Josh Nelson stars in this production as the charismatic Rabbi Shlomo.
Juda Engelmayer reviewed the current production in the Jewish Standard, "Shlomo Carlebach musical has the soul to heal frayed race relations."
Eric Goldman reviewed the previous production of the ‘Soul Doctor’ - in The Jewish Standard. Goldman liked the play, the acting and the music. He concluded:
For anyone who has ever been affected by having encountered Shlomo Carlebach in person or has been deeply moved by his music, this is a performance that you surely will enjoy. For everyone else, “Soul Doctor” is a story about a complicated man who changed Jewish life by doing Jewish outreach in a most unusual way...I add a few comments to these excellent reviews. Carlebach's music is often played at Jewish weddings and sung in synagogue services. Professional musicians and cantors that I know have mixed feelings about his contributions. Many ordinary religious Jews today admire his tunes and are drawn to his work, years after his death in 1994.

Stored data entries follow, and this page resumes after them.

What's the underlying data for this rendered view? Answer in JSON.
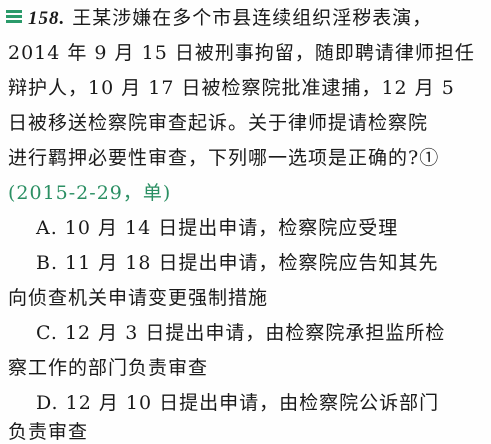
{
  "question": {
    "number": "158.",
    "lines": [
      "王某涉嫌在多个市县连续组织淫秽表演，",
      "2014 年 9 月 15 日被刑事拘留，随即聘请律师担任",
      "辩护人，10 月 17 日被检察院批准逮捕，12 月 5",
      "日被移送检察院审查起诉。关于律师提请检察院",
      "进行羁押必要性审查，下列哪一选项是正确的?①"
    ],
    "source": "(2015-2-29，单)"
  },
  "options": {
    "a": [
      "A. 10 月 14 日提出申请，检察院应受理"
    ],
    "b": [
      "B. 11 月 18 日提出申请，检察院应告知其先",
      "向侦查机关申请变更强制措施"
    ],
    "c": [
      "C. 12 月 3 日提出申请，由检察院承担监所检",
      "察工作的部门负责审查"
    ],
    "d": [
      "D. 12 月 10 日提出申请，由检察院公诉部门",
      "负责审查"
    ]
  },
  "colors": {
    "accent": "#2b8f63",
    "text": "#1a1a1a"
  },
  "icons": {
    "question_marker": "question-list-icon"
  }
}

“Soul Doctor” is a play with strong performances, incredible melody, and a moving story about a man whose music continues to revolutionize Jewish life and culture to this day.

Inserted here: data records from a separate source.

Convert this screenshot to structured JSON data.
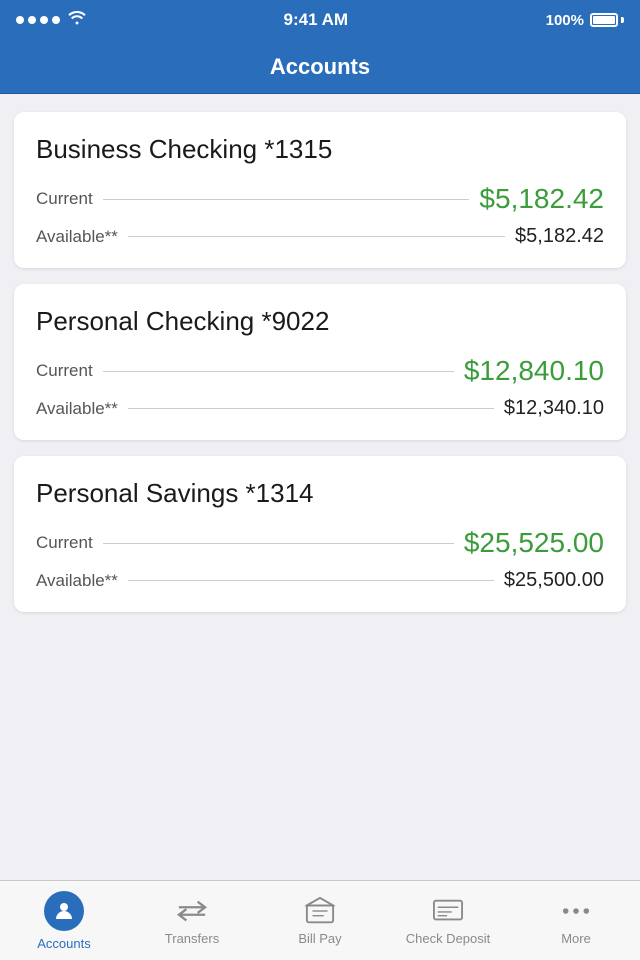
{
  "statusBar": {
    "time": "9:41 AM",
    "signal": "●●●●",
    "batteryPercent": "100%"
  },
  "navBar": {
    "title": "Accounts"
  },
  "accounts": [
    {
      "name": "Business Checking *1315",
      "currentLabel": "Current",
      "currentAmount": "$5,182.42",
      "availableLabel": "Available**",
      "availableAmount": "$5,182.42"
    },
    {
      "name": "Personal Checking *9022",
      "currentLabel": "Current",
      "currentAmount": "$12,840.10",
      "availableLabel": "Available**",
      "availableAmount": "$12,340.10"
    },
    {
      "name": "Personal Savings *1314",
      "currentLabel": "Current",
      "currentAmount": "$25,525.00",
      "availableLabel": "Available**",
      "availableAmount": "$25,500.00"
    }
  ],
  "tabBar": {
    "items": [
      {
        "id": "accounts",
        "label": "Accounts",
        "active": true
      },
      {
        "id": "transfers",
        "label": "Transfers",
        "active": false
      },
      {
        "id": "billpay",
        "label": "Bill Pay",
        "active": false
      },
      {
        "id": "checkdeposit",
        "label": "Check Deposit",
        "active": false
      },
      {
        "id": "more",
        "label": "More",
        "active": false
      }
    ]
  }
}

“Soul Doctor” is playing at the Circle in the Square Theatre in New York.
Beyond what Goldman discussed in his review, I saw in the dramatic production additional dimensions of the Carlebach story and questions about the nature of rabbinic authority. His story to me is the struggle of a charismatic rabbi and musician with his anti-charismatic community and with his fixed and rigid traditions.

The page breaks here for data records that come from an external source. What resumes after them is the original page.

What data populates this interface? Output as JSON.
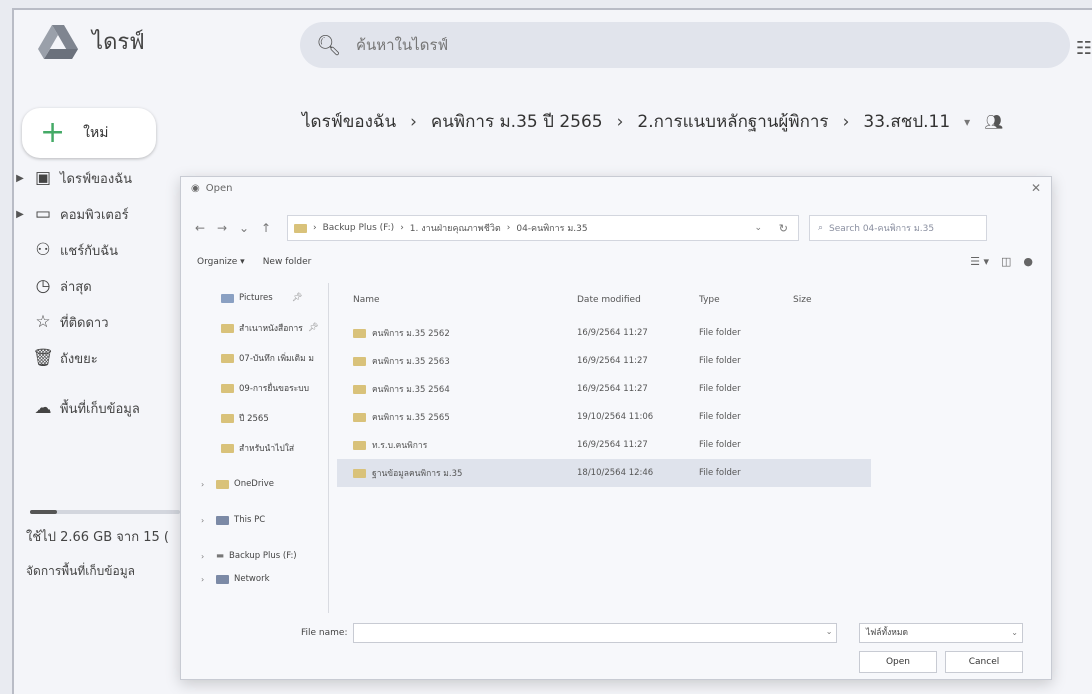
{
  "drive": {
    "title": "ไดรฟ์",
    "search_placeholder": "ค้นหาในไดรฟ์",
    "new_label": "ใหม่",
    "breadcrumb": [
      "ไดรฟ์ของฉัน",
      "คนพิการ ม.35 ปี 2565",
      "2.การแนบหลักฐานผู้พิการ",
      "33.สชป.11"
    ]
  },
  "sidebar": {
    "items": [
      {
        "label": "ไดรฟ์ของฉัน",
        "icon": "my-drive-icon"
      },
      {
        "label": "คอมพิวเตอร์",
        "icon": "computer-icon"
      },
      {
        "label": "แชร์กับฉัน",
        "icon": "shared-icon"
      },
      {
        "label": "ล่าสุด",
        "icon": "clock-icon"
      },
      {
        "label": "ที่ติดดาว",
        "icon": "star-icon"
      },
      {
        "label": "ถังขยะ",
        "icon": "trash-icon"
      },
      {
        "label": "พื้นที่เก็บข้อมูล",
        "icon": "cloud-icon"
      }
    ],
    "storage_text": "ใช้ไป 2.66 GB จาก 15 (",
    "storage_manage": "จัดการพื้นที่เก็บข้อมูล",
    "storage_fraction": 0.18
  },
  "dialog": {
    "title": "Open",
    "path": [
      "Backup Plus (F:)",
      "1. งานฝ่ายคุณภาพชีวิต",
      "04-คนพิการ ม.35"
    ],
    "search_placeholder": "Search 04-คนพิการ ม.35",
    "organize": "Organize ▾",
    "new_folder": "New folder",
    "nav_items": [
      {
        "label": "Pictures",
        "pinned": true
      },
      {
        "label": "สำเนาหนังสือการ",
        "pinned": true
      },
      {
        "label": "07-บันทึก เพิ่มเติม ม"
      },
      {
        "label": "09-การยื่นขอระบบ"
      },
      {
        "label": "ปี 2565"
      },
      {
        "label": "สำหรับนำไปใส่"
      },
      {
        "label": "OneDrive",
        "expandable": true
      },
      {
        "label": "This PC",
        "expandable": true
      },
      {
        "label": "Backup Plus (F:)",
        "expandable": true
      },
      {
        "label": "Network",
        "expandable": true
      }
    ],
    "columns": [
      "Name",
      "Date modified",
      "Type",
      "Size"
    ],
    "files": [
      {
        "name": "คนพิการ ม.35 2562",
        "date": "16/9/2564 11:27",
        "type": "File folder",
        "size": ""
      },
      {
        "name": "คนพิการ ม.35 2563",
        "date": "16/9/2564 11:27",
        "type": "File folder",
        "size": ""
      },
      {
        "name": "คนพิการ ม.35 2564",
        "date": "16/9/2564 11:27",
        "type": "File folder",
        "size": ""
      },
      {
        "name": "คนพิการ ม.35 2565",
        "date": "19/10/2564 11:06",
        "type": "File folder",
        "size": ""
      },
      {
        "name": "ท.ร.บ.คนพิการ",
        "date": "16/9/2564 11:27",
        "type": "File folder",
        "size": ""
      },
      {
        "name": "ฐานข้อมูลคนพิการ ม.35",
        "date": "18/10/2564 12:46",
        "type": "File folder",
        "size": ""
      }
    ],
    "filename_label": "File name:",
    "filename_value": "",
    "filetype": "ไฟล์ทั้งหมด",
    "open_label": "Open",
    "cancel_label": "Cancel"
  }
}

The sociological designation of charisma goes back to Max Weber. It implies a form of leadership that has exceptional power legitimized by a leader's exceptional personal qualities and by his or her "demonstration of extraordinary insight and accomplishment, which inspire loyalty and obedience from followers" (see wikipedia. "charismatic authority").
Carlebach was not just a rabbi with charisma. He was a truly charismatic rabbi. In Carlebach's case his charisma defined him. His following, especially among young Jews, generated by his charisma made him powerful and feared by the mainstream rabbinate who cringed at the thought of personal charisma as a distinct source of authority.
There is a big difference between a rabbi with charisma and a fully charismatic rabbi. Of the rabbis that I have known who had some palpable personal charisma, my teacher Rav Joseph B. Soloveitchik stood out. However he was not empowered by his charisma alone. He stood firmly as a rabbi in his traditional world. Yet he had as well a vibrant personality and public presence that no doubt was charismatic. Thousands of followers attended his topical public lectures -- a fact which was puzzling since these events were spoken presentations with no music, often characterized by lengthy technical philosophical insights and biblical and talmudic interpretations. Yet, the Rav did not leverage his charisma to exercise authority to utterly dominate his community.
Rabbi Carlebach was a charismatic personality of an entirely different sort. He piercingly transcended and influenced his community through his musical creativity and his personal flare.
That independent talent had its good and bad effects on his reputation, on his life and on his legacy. Some insights into aspects of that conflict and dichotomy do come to the fore via this critically praised interpretation of the Carlebach life and legacy in Soul Doctor.